Critical need for Australian expertise to tackle food systems threats in Mekong Delta

ACIAR

Two Australian advisory bodies – the Commission for International Agricultural Research and the Policy Advisory Council – recently visited Vietnam to see first-hand the major challenges facing one of the region’s critical food bowls, the 40,500 km2 Mekong Delta.

The Mekong Delta is a major rice, fisheries and fruit producing region that underpins Vietnam’s role as the world’s second largest rice exporter. Recent high-resolution mapping has revealed that the lower Delta is much lower than previously assumed, with a mean elevation of just 0.8m above sea level. Sea level rises and land subsidence from ground water extraction are combining to lower the elevation of the Delta by as much as 5cm per year. Increasing incursion of saline water is forcing many farmers out of rice and fruit production.

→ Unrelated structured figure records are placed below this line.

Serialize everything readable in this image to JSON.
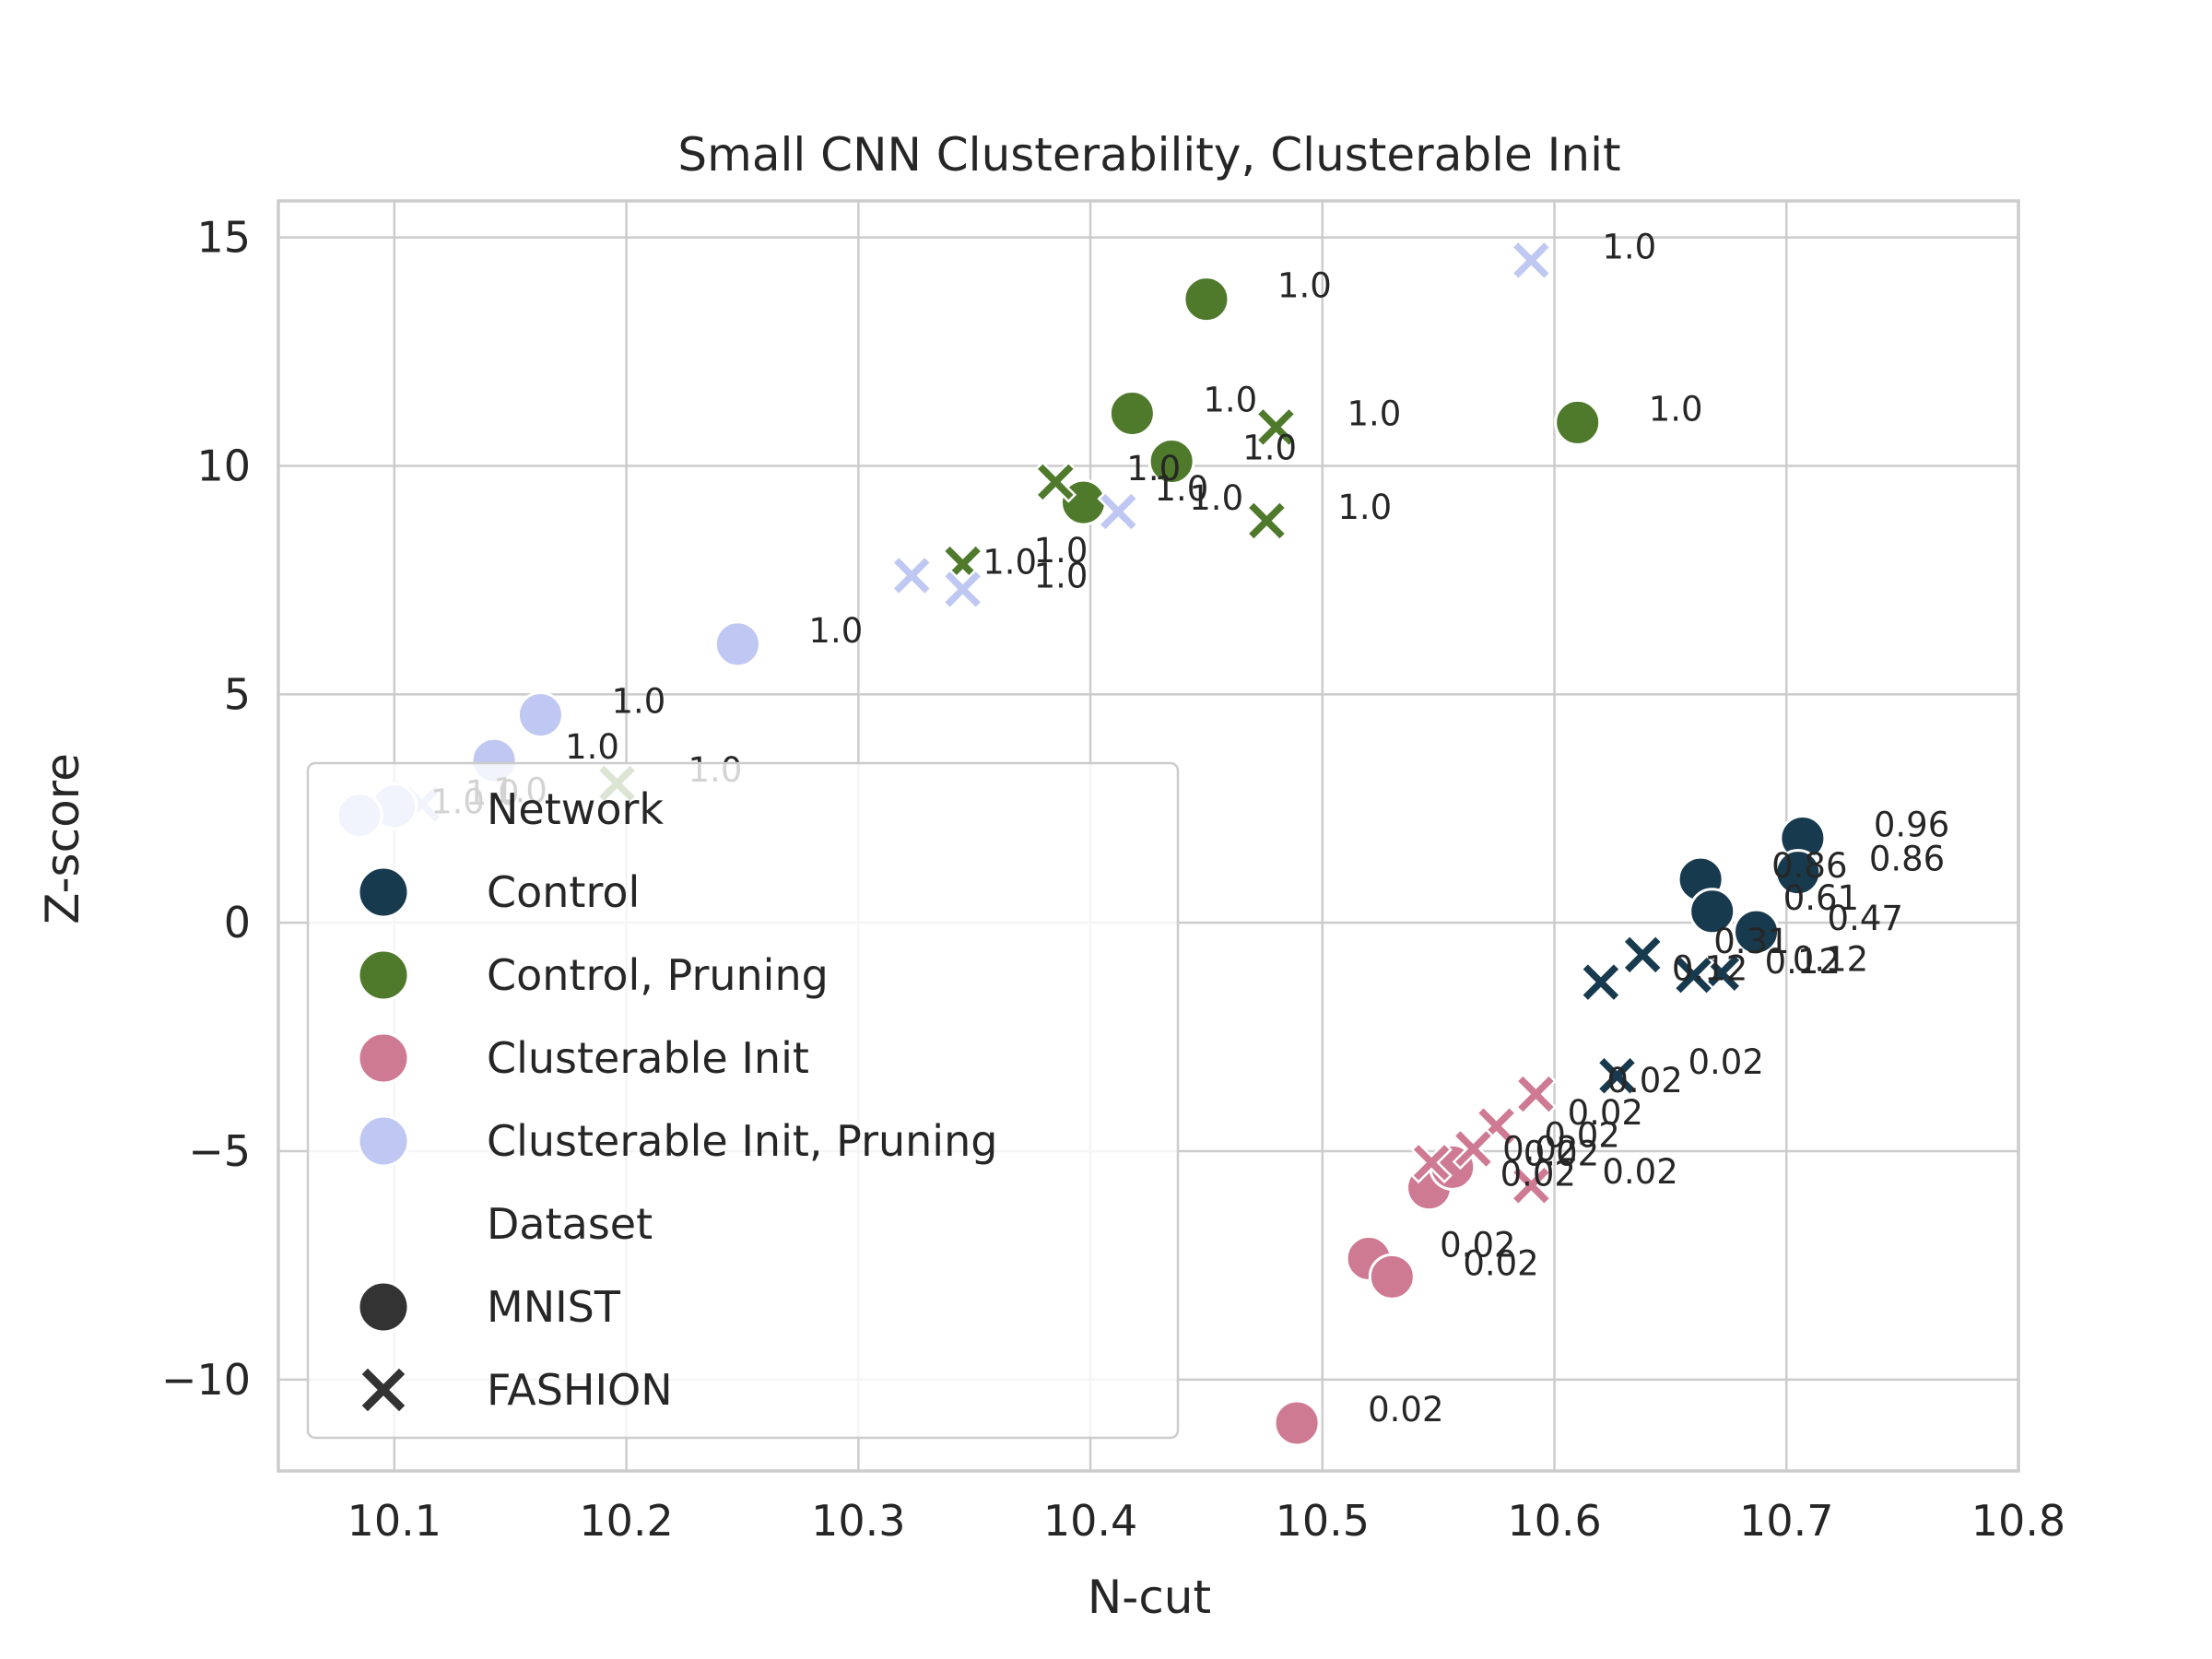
{
  "chart_data": {
    "type": "scatter",
    "title": "Small CNN Clusterability, Clusterable Init",
    "xlabel": "N-cut",
    "ylabel": "Z-score",
    "xlim": [
      10.05,
      10.8
    ],
    "ylim": [
      -12,
      15.8
    ],
    "xticks": [
      {
        "value": 10.1,
        "label": "10.1"
      },
      {
        "value": 10.2,
        "label": "10.2"
      },
      {
        "value": 10.3,
        "label": "10.3"
      },
      {
        "value": 10.4,
        "label": "10.4"
      },
      {
        "value": 10.5,
        "label": "10.5"
      },
      {
        "value": 10.6,
        "label": "10.6"
      },
      {
        "value": 10.7,
        "label": "10.7"
      },
      {
        "value": 10.8,
        "label": "10.8"
      }
    ],
    "yticks": [
      {
        "value": 15,
        "label": "15"
      },
      {
        "value": 10,
        "label": "10"
      },
      {
        "value": 5,
        "label": "5"
      },
      {
        "value": 0,
        "label": "0"
      },
      {
        "value": -5,
        "label": "−5"
      },
      {
        "value": -10,
        "label": "−10"
      }
    ],
    "grid": true,
    "legend_position": "lower-left",
    "network_colors": {
      "Control": "#173a4e",
      "Control, Pruning": "#4f7a2c",
      "Clusterable Init": "#cf7a93",
      "Clusterable Init, Pruning": "#bfc8f2"
    },
    "marker_colors": {
      "dark": "#333333"
    },
    "legend": {
      "network_title": "Network",
      "networks": [
        "Control",
        "Control, Pruning",
        "Clusterable Init",
        "Clusterable Init, Pruning"
      ],
      "dataset_title": "Dataset",
      "datasets": [
        "MNIST",
        "FASHION"
      ]
    },
    "points": [
      {
        "network": "Control",
        "dataset": "MNIST",
        "x": 10.707,
        "y": 1.85,
        "label": "0.96"
      },
      {
        "network": "Control",
        "dataset": "MNIST",
        "x": 10.663,
        "y": 0.95,
        "label": "0.86"
      },
      {
        "network": "Control",
        "dataset": "MNIST",
        "x": 10.705,
        "y": 1.1,
        "label": "0.86"
      },
      {
        "network": "Control",
        "dataset": "MNIST",
        "x": 10.668,
        "y": 0.25,
        "label": "0.61"
      },
      {
        "network": "Control",
        "dataset": "MNIST",
        "x": 10.687,
        "y": -0.2,
        "label": "0.47"
      },
      {
        "network": "Control",
        "dataset": "FASHION",
        "x": 10.638,
        "y": -0.7,
        "label": "0.31"
      },
      {
        "network": "Control",
        "dataset": "FASHION",
        "x": 10.672,
        "y": -1.1,
        "label": "0.12"
      },
      {
        "network": "Control",
        "dataset": "FASHION",
        "x": 10.66,
        "y": -1.15,
        "label": "0.12"
      },
      {
        "network": "Control",
        "dataset": "FASHION",
        "x": 10.62,
        "y": -1.3,
        "label": "0.12"
      },
      {
        "network": "Control",
        "dataset": "FASHION",
        "x": 10.627,
        "y": -3.35,
        "label": "0.02"
      },
      {
        "network": "Control, Pruning",
        "dataset": "MNIST",
        "x": 10.45,
        "y": 13.65,
        "label": "1.0"
      },
      {
        "network": "Control, Pruning",
        "dataset": "MNIST",
        "x": 10.61,
        "y": 10.95,
        "label": "1.0"
      },
      {
        "network": "Control, Pruning",
        "dataset": "MNIST",
        "x": 10.418,
        "y": 11.15,
        "label": "1.0"
      },
      {
        "network": "Control, Pruning",
        "dataset": "MNIST",
        "x": 10.435,
        "y": 10.1,
        "label": "1.0"
      },
      {
        "network": "Control, Pruning",
        "dataset": "MNIST",
        "x": 10.397,
        "y": 9.2,
        "label": "1.0"
      },
      {
        "network": "Control, Pruning",
        "dataset": "FASHION",
        "x": 10.48,
        "y": 10.85,
        "label": "1.0"
      },
      {
        "network": "Control, Pruning",
        "dataset": "FASHION",
        "x": 10.385,
        "y": 9.65,
        "label": "1.0"
      },
      {
        "network": "Control, Pruning",
        "dataset": "FASHION",
        "x": 10.476,
        "y": 8.8,
        "label": "1.0"
      },
      {
        "network": "Control, Pruning",
        "dataset": "FASHION",
        "x": 10.345,
        "y": 7.85,
        "label": "1.0"
      },
      {
        "network": "Control, Pruning",
        "dataset": "FASHION",
        "x": 10.196,
        "y": 3.05,
        "label": "1.0"
      },
      {
        "network": "Clusterable Init",
        "dataset": "MNIST",
        "x": 10.489,
        "y": -10.95,
        "label": "0.02"
      },
      {
        "network": "Clusterable Init",
        "dataset": "MNIST",
        "x": 10.52,
        "y": -7.35,
        "label": "0.02"
      },
      {
        "network": "Clusterable Init",
        "dataset": "MNIST",
        "x": 10.53,
        "y": -7.75,
        "label": "0.02"
      },
      {
        "network": "Clusterable Init",
        "dataset": "MNIST",
        "x": 10.546,
        "y": -5.8,
        "label": "0.02"
      },
      {
        "network": "Clusterable Init",
        "dataset": "MNIST",
        "x": 10.556,
        "y": -5.35,
        "label": "0.02"
      },
      {
        "network": "Clusterable Init",
        "dataset": "FASHION",
        "x": 10.592,
        "y": -3.75,
        "label": "0.02"
      },
      {
        "network": "Clusterable Init",
        "dataset": "FASHION",
        "x": 10.575,
        "y": -4.45,
        "label": "0.02"
      },
      {
        "network": "Clusterable Init",
        "dataset": "FASHION",
        "x": 10.565,
        "y": -4.95,
        "label": "0.02"
      },
      {
        "network": "Clusterable Init",
        "dataset": "FASHION",
        "x": 10.547,
        "y": -5.25,
        "label": "0.02"
      },
      {
        "network": "Clusterable Init",
        "dataset": "FASHION",
        "x": 10.59,
        "y": -5.75,
        "label": "0.02"
      },
      {
        "network": "Clusterable Init, Pruning",
        "dataset": "FASHION",
        "x": 10.59,
        "y": 14.5,
        "label": "1.0"
      },
      {
        "network": "Clusterable Init, Pruning",
        "dataset": "FASHION",
        "x": 10.412,
        "y": 9.0,
        "label": "1.0"
      },
      {
        "network": "Clusterable Init, Pruning",
        "dataset": "FASHION",
        "x": 10.323,
        "y": 7.6,
        "label": "1.0"
      },
      {
        "network": "Clusterable Init, Pruning",
        "dataset": "FASHION",
        "x": 10.345,
        "y": 7.3,
        "label": "1.0"
      },
      {
        "network": "Clusterable Init, Pruning",
        "dataset": "FASHION",
        "x": 10.112,
        "y": 2.6,
        "label": "1.0"
      },
      {
        "network": "Clusterable Init, Pruning",
        "dataset": "MNIST",
        "x": 10.248,
        "y": 6.1,
        "label": "1.0"
      },
      {
        "network": "Clusterable Init, Pruning",
        "dataset": "MNIST",
        "x": 10.163,
        "y": 4.55,
        "label": "1.0"
      },
      {
        "network": "Clusterable Init, Pruning",
        "dataset": "MNIST",
        "x": 10.143,
        "y": 3.55,
        "label": "1.0"
      },
      {
        "network": "Clusterable Init, Pruning",
        "dataset": "MNIST",
        "x": 10.1,
        "y": 2.55,
        "label": "1.0"
      },
      {
        "network": "Clusterable Init, Pruning",
        "dataset": "MNIST",
        "x": 10.085,
        "y": 2.35,
        "label": "1.0"
      }
    ]
  }
}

Vietnam is addressing these challenges on multiple fronts, including engineering, crop breeding and livelihood diversification, notably rice-shrimp mixed farming and others. The scale of the threats is formidable. A 1 metre sea level rise – which at current rates may occur before 2050 – will see >30% of this major food bowl become permanently inundated and up to 20 million people severely impacted. This is not just a drastic national challenge for Vietnam but one that will impact regional and global food supply. Vietnam needs international research and policy collaboration to counter the significant challenges.

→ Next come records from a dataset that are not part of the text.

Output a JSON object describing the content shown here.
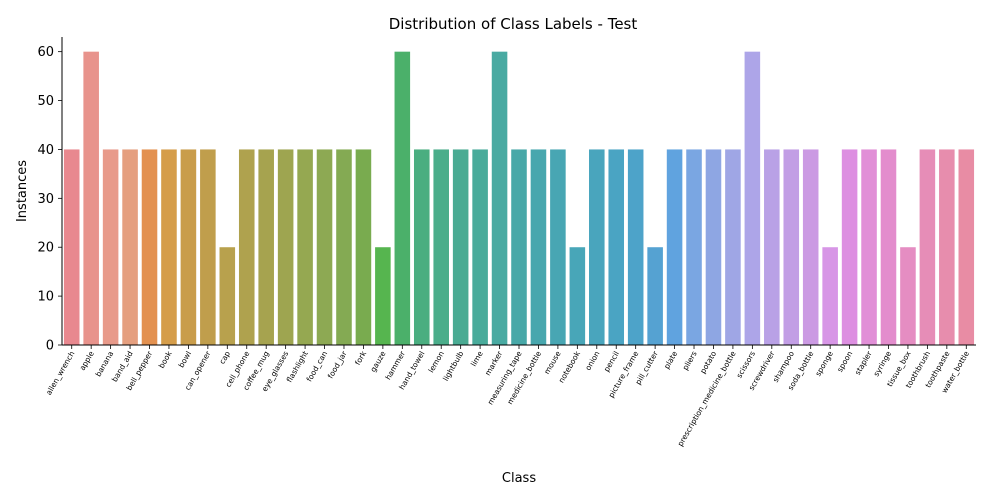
{
  "chart_data": {
    "type": "bar",
    "title": "Distribution of Class Labels - Test",
    "xlabel": "Class",
    "ylabel": "Instances",
    "ylim": [
      0,
      63
    ],
    "yticks": [
      0,
      10,
      20,
      30,
      40,
      50,
      60
    ],
    "grid": false,
    "categories": [
      "allen_wrench",
      "apple",
      "banana",
      "band_aid",
      "bell_pepper",
      "book",
      "bowl",
      "can_opener",
      "cap",
      "cell_phone",
      "coffee_mug",
      "eye_glasses",
      "flashlight",
      "food_can",
      "food_jar",
      "fork",
      "gauze",
      "hammer",
      "hand_towel",
      "lemon",
      "lightbulb",
      "lime",
      "marker",
      "measuring_tape",
      "medicine_bottle",
      "mouse",
      "notebook",
      "onion",
      "pencil",
      "picture_frame",
      "pill_cutter",
      "plate",
      "pliers",
      "potato",
      "prescription_medicine_bottle",
      "scissors",
      "screwdriver",
      "shampoo",
      "soda_bottle",
      "sponge",
      "spoon",
      "stapler",
      "syringe",
      "tissue_box",
      "toothbrush",
      "toothpaste",
      "water_bottle"
    ],
    "values": [
      40,
      60,
      40,
      40,
      40,
      40,
      40,
      40,
      20,
      40,
      40,
      40,
      40,
      40,
      40,
      40,
      20,
      60,
      40,
      40,
      40,
      40,
      60,
      40,
      40,
      40,
      20,
      40,
      40,
      40,
      20,
      40,
      40,
      40,
      40,
      60,
      40,
      40,
      40,
      20,
      40,
      40,
      40,
      20,
      40,
      40,
      40
    ],
    "colors": [
      "#e8888f",
      "#e8938c",
      "#e89a8a",
      "#e59f7f",
      "#e39150",
      "#d59d4a",
      "#c99d4b",
      "#c09e4c",
      "#b8a14d",
      "#afa24e",
      "#a6a34f",
      "#9ea550",
      "#95a851",
      "#8da953",
      "#84aa53",
      "#79ab4f",
      "#56b54f",
      "#4bb06a",
      "#4aae80",
      "#4aad8a",
      "#4aab93",
      "#49ab9b",
      "#49aaa2",
      "#48a8a8",
      "#48a7ae",
      "#48a6b3",
      "#48a6b8",
      "#49a5bd",
      "#4aa4c3",
      "#4da3c9",
      "#55a2d2",
      "#60a3df",
      "#7aa6e2",
      "#8ea6e3",
      "#9fa6e5",
      "#ada5e8",
      "#b9a1e6",
      "#c29ee5",
      "#cb9ae3",
      "#d796e6",
      "#dd8fe1",
      "#e18fd7",
      "#e38dcd",
      "#e58dc2",
      "#e68db7",
      "#e78dad",
      "#e88ca4"
    ]
  }
}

Further, the urgency of the problems facing the Delta is mirrored throughout Southeast Asia and the Pacific. Sea level rises, along with subsidence and reduced flow from upstream, means that saline intrusion in this region is happening much faster than global averages. More extreme rainfall and drought events are predicted to cut per capita crop production by up to a third. The urgency for action is clear.

Australia has a critical role to play. Through our agricultural innovation systems and long experience with climate extremes and volatility, we have strong and diverse expertise that can help address these challenges, many of which we share with our neighbouring countries. Vietnam, along with other Indo Pacific nations, look to partner and collaborate with Australia to further develop technologies to help farmers and the entire food system adapt to the new realities and transform their agrifood systems. Co-invested collaborative research and capacity building models, like the one that Vietnam and the Australian Centre for International Agricultural Research are developing, will be critical to address the complex impacts of climate change on food systems and natural resources.

Based on our observations in the Mekong Delta and given the scale and urgency of the threats to global food systems, the Commission and Policy Advisory Council will host a Food Systems Dialogue in Brisbane on 1 November this year. The aim is not to dwell on the scale and nature of the problems, but to focus on transformative food system options that need urgent global support through international research and development collaboration.